When we are supporting individuals who sometimes exhibit challenging behavior, caregivers must sometimes intervene to prevent harm to the individual or someone else. The caregiver must consider which is going to be the most effective, most supportive and least restrictive intervention at that time. This can be challenging because when the individual we are supporting is stimulated, that will stimulate the person providing the support. When opportunities are presented, the caregiver needs to affirm their emotions and choose their behaviors, in order to respond instead of reacting. Responding instead of reacting allows choices to be made based on the caregiver’s values and belief system.

Too often we do not realize how our interactions actually contribute to the individual’s reaction and ultimately whether the person escalates or de-escalates. When someone’s behavior is challenging, too often the reaction of the caregiver is to tell the person to “stop that”. If we are not affirming our emotions and choosing our behaviors, the tone of voice come across as controlling and demeaning. The caregiver’s body language may be perceived as confrontational. If the caregiver moves closer to the person, he or she may perceive the action as invading their space or attacking. When an individual’s space is invaded often the reaction from the individual is to push the person away. When the push occurs, the caregiver feels threatened and justified in the use of a manual restraint, failing to realize that their action provoked the individual. When the caregiver is presented with challenging behavior, their focus should be on understanding the purpose behind the behavior and providing reassurance to help the person feel safe. When individuals feel safe, we can invite them to de-escalate and manage their own behavior. This is explored more fully in the relational chapters of the Mandt System.

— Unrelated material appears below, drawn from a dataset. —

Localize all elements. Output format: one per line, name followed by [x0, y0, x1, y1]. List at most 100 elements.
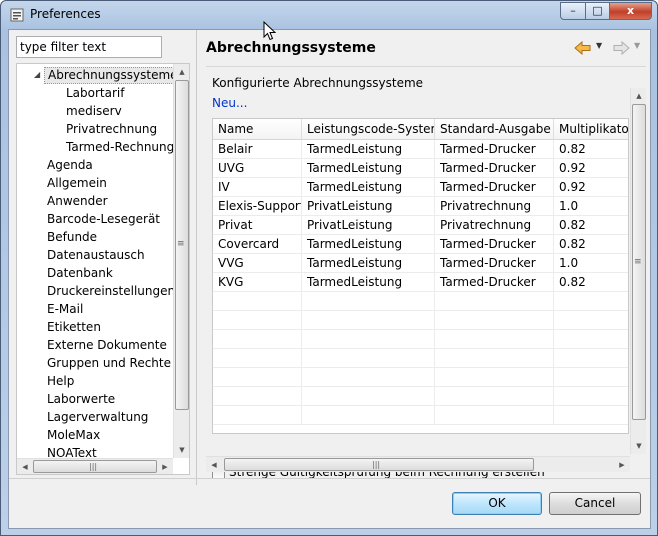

A rule of thumb is that as soon as a person puts their hands on another without consent, the opportunity for a physical conflict is dramatically increased. This can occur even if the intention was to physically display comfort or reassurance. Unless there is an immediate risk of harm to that individual or someone else, we should take time to think through the pros and cons of the various strategies available to us before using physical interventions.

Below are some examples to illustrate situations and choices. As you read the situation determine for yourself, based on the information given, what is the least invasive intervention that could be used. The strategies must be individualized and based on knowing what works best for that individual.

EX 1: Several children are together in a room in a house. The adult uses their senses (their mommy or daddy hearing) to determine the noise level is too loud or more likely too quiet. In checking the room, the adult finds the children are involved in behaviors that need to change. Options to consider may include:
1. Non verbal communication – the mommy or daddy look
2. Increase proximity using body positioning– move closer into the room
3. Verbal intervention which could be inquiring, directive, or demanding
4. A general physical response – taking away the toy or separating the children.
5. A specific physical response – redirection, restraint of a limb, restraint of the entire body

The individual is best served by using the intervention which best allows the child to make the choices for themselves. When they do, so it affirms they know the right thing to do and can implement that knowledge and can control their own behavior. It also allows the child to save face with their peers more than if the child is directed by the adult.

EX 2: In a home setting, the caregiver realized the individual being served was angry and was going to throw a glass object at him. His response was to remove himself by going through a door into another room and closing the door. By doing so the caregiver avoided being hit and removed the stimulus, himself. When the caregiver heard the glass break, he realized the individual was barefoot. The caregiver returned to the room and used body positioning to keep the individual away from the broken glass until his feet were protected or the broken glass removed. In both situations, instead of using a manual restraint, the caregiver weighed the pros and cons and used the least invasive intervention.

EX 3: If a person is about to run into an area that might be dangerous to them, instead of physically holding the individual, use body positioning to serve as a barrier between the dangerous area and the person. It is less likely to be seen as confrontational as a manual restraint by the individual.

EX 4: If an individual who was physically aggressive drops to the floor, the caregiver should take a step out of the reach of the individual to address the immediate risk, rather than using a manual restraint.

In our role as supporting others, caregivers should focus on helping the person feel safe and helping them learn to make good choices independent of the caregiver, not on disciplining or controlling them. Using the least intrusive intervention allows the person the ability to make choices and decisions that will keep them safe long term.